X-ray examination makes it possible to exclude or confirm fractures of the skull bones and to identify the detachment of the periosteum with a clear boundary within one bone. With the ambiguity of the results and suspected damage to the tissues of the central nervous system using CT. Differential diagnosis of cefalohematoma is performed with subaponeurotic hemorrhage, a generic tumor, a brain hernia, rarely with congenital mycoplasmosis and coagulopathy.
Treatment kefalogamentomy
The treatment tactics depend on the severity of cephalhematoma, the presence of comorbidities and the tendency to resorption or progression. In case of major hemorrhages and a severe general condition, the treatment is carried out in the conditions of the neonatal pathology department or the neurosurgical department.
With a satisfactory general condition and the absence of other diseases, the child is discharged home under the supervision of a pediatrician or family doctor. Bed mode. The first 3-4 days of feeding are performed by expressed maternal milk, after which the patient is transferred to breastfeeding. To prevent further bleeding and prevent hemorrhagic disease of the newborn, a single dose of vitamin K is administered.
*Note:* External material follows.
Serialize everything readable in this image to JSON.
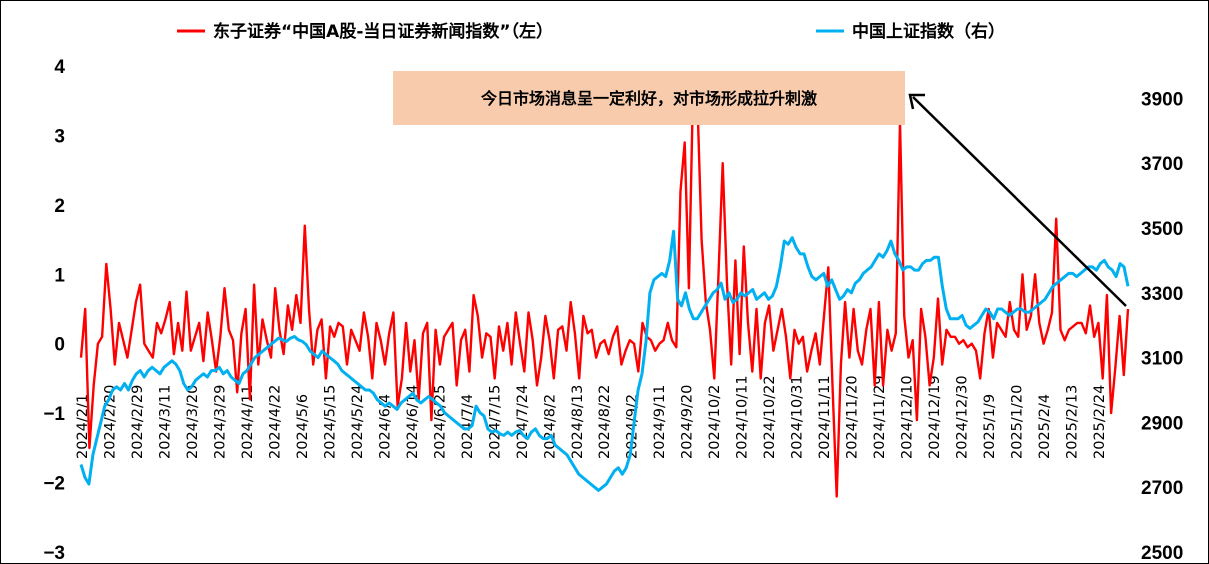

Cefalohematoma III degree in the absence of positive dynamics is an indication for aspiration puncture. The procedure is carried out no earlier than 10 days of the child’s life, since the removal of blood in the early stages almost always entails a relapse of cephalhematoma. The estimated duration of treatment in a neurosurgical hospital is from 2 to 7 days. In case of violation of the integrity of the skin in the area of hemorrhage aspiration is carried out in the first two days due to the high risk of infection. Upon receipt of purulent contents during puncture, an autopsy and drainage of the cavity is shown against the background of antibacterial therapy. Linear fissures of the skull bones do not require specific treatment.
The prognosis for children with cefalohematoma is generally favorable. The disease rarely affects the general condition, future life and health of the child. Dispensary observation is not required. Serious complications are extremely rare.
Prevention consists in adequate nutrition and the lifestyle of the mother during the carrying of the child, a thorough examination during pregnancy, regular visits to antenatal clinics, timely identification of risk factors and proper maintenance of labor activity. If indicated, caesarean section delivery is indicated.
Kefalohematoma is a birth trauma that is characterized by the accumulation of blood between the bone of the skull and the periosteum detached from it. It is clinically manifested by the presence of a painless, fluctuating, tumor-like formation of an elastic or soft consistency. Typical localization is the region of the parietal bone. Diagnosis includes an objective examination of the child, neurosonography and radiography. Tactics of treatment depends on the severity of subperiosteal hemorrhage. When cephalohematomas I-II degree specific treatment is usually not required, with cephalohematoma III degree puncture aspiration is shown.
Cefalohematoma, or subperiosteal hemorrhage is a pathology in which there is a detachment of the periosteum from the skull bone with hemorrhage into the resulting space. It is the most common birth trauma of newborns in pediatrics and neonatology. The prevalence is about 0.2-2.5% of all newborns. Complications are characteristic only for large volumes of hemorrhage. The most common complications are anemia, calcification, jaundice and the addition of pyogenic microflora.
Extremely rarely develop cerebral palsy, neurological disorders and a lag in psychophysical development. Gender susceptibility to the disease was not detected. In some cases, cefalohematoma is a sign of congenital coagulopathy or generalized mycoplasmosis. An important role is played by differential diagnosis with other birth injuries.